Max breezed over Angela’s musing, not sure anymore what she’d learned on her own and what Bud had supplied. “Julia must have hated you when she found out about that video.”
“Bud never showed it to her. He said it was only for insurance.”
“I suppose he got more bang for the buck by showing it to Baxter.” Neither laughed at Max’s small, unintended pun. She now understood Baxter’s demeanor the day she’d shown up at his house, the thing he couldn’t reveal.
Angela sniffed suddenly, breaking the thoughts going round and round inside Max’s head. “I never wanted to hurt them. I certainly didn’t want it to end up like this.” She turned to look at Max. “You don’t really think she’d try to kill me, do you?”
“You’re the one who had sex with her. Why don’t you tell me?”
“Do I detect a little censure there, Max?”
“Yes.
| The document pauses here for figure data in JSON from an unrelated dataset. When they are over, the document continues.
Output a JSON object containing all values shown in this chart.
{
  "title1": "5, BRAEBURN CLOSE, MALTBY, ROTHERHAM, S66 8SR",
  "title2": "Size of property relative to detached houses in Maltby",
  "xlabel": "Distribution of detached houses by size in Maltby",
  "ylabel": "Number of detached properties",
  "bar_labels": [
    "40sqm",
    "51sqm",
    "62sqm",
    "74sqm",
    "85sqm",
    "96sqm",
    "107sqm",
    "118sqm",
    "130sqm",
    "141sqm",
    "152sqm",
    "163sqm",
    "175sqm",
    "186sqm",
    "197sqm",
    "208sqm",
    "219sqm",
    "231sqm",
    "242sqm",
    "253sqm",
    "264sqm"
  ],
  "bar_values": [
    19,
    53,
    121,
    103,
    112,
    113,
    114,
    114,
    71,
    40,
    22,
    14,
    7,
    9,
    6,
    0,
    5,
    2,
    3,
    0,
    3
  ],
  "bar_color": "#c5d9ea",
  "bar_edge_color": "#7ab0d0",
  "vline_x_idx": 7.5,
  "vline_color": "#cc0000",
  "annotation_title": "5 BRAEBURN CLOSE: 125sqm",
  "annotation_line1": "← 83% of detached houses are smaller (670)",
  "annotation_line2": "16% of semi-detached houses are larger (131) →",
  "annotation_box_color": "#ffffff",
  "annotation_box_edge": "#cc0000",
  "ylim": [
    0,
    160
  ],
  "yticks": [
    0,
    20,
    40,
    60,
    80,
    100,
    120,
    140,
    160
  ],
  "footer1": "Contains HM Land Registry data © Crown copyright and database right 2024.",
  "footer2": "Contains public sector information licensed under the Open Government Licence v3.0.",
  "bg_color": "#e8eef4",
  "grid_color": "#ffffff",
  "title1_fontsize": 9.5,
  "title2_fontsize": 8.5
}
Despite everything, I like Julia.”
“I do, too.”
“And I don’t like that everyone ended up using her.”
“Neither do I,” Angela whispered with real feeling.
“Didn’t you mind that Bud forced you to have sex with her?”
“You mean because she’s a woman?”
Max nodded. It was another thing she wanted to know, to wend her way into Angela’s psyche.
“No. I wouldn’t call myself a lesbian or even bisexual. More like a humanitarian. Julia felt better about herself. She’d been lying for years about who she really was. I let her see it was okay.” With a deep breath, she glanced at Max. “I’d do you if I thought you’d feel better about your husband and your uncle.”
Max laughed instead of screaming at her. “Thanks, but I don’t think sex is going to make me feel better about anything.” It certainly hadn’t last night. It had only driven her deeper into a hole with Witt, one she was sure she’d never get out of.
“Sometimes sex is the only weapon we have.”
“I’d like to stop thinking of it as a power tool.” Max shifted in her seat, stared out the side window at the cars racing by, listening to the slosh of the tires on the wet concrete.
Angela slid her hands down to the bottom of the steering wheel, holding it with a relaxed grip. “I once went to a psychiatrist who said that when you’re taught the power of sex very young, you’ll use it the rest of your life to get what you want. You force it, you tease with it, you withhold it, you cleanse someone with it. But in the end, it’s all about getting your own power.”
Max watched the spit of the tires on the car next to her, their speed, for one short fraction of time, matching.
“I had no power until the day I turned thirteen,” Angela said.
Max’s stomach tightened. Thirteen, such a bad, bad age. Terrible things happened to thirteen year-olds. “What changed?”
“I almost died.”
Max didn’t want to know, wanted to cover her ears and close her eyes.
Hear no evil, see no evil, speak no evil.
“Why?”
“He made me”—Angela’s voice dropping to a whisper—“kill it. It almost killed me, too.”
Max struggled not to scream, Cameron’s words echoing in her ears.
Ask her why she can’t have children.
Angela never said what
it
was. Max’s hand fell to her abdomen, her womb, the seat of motherhood. She didn’t have to ask to know.
Silence in the car, dark and threatening. Max’s hand went to the door handle, some vague notion of yanking it open, throwing herself out, just to get away ... away.
Please, please, please let me out of here.
But Angela saved her, pulled them both back from the brink, voice returning to normal, calm, like she was telling a story about someone else, someone she didn’t even know. “My father didn’t always use sex, though. Sometimes he used other things.”
Max breathed in the scent of the leather seats, brushed her fingers over the butter softness of them and found herself forced to ask, “What else did he do?”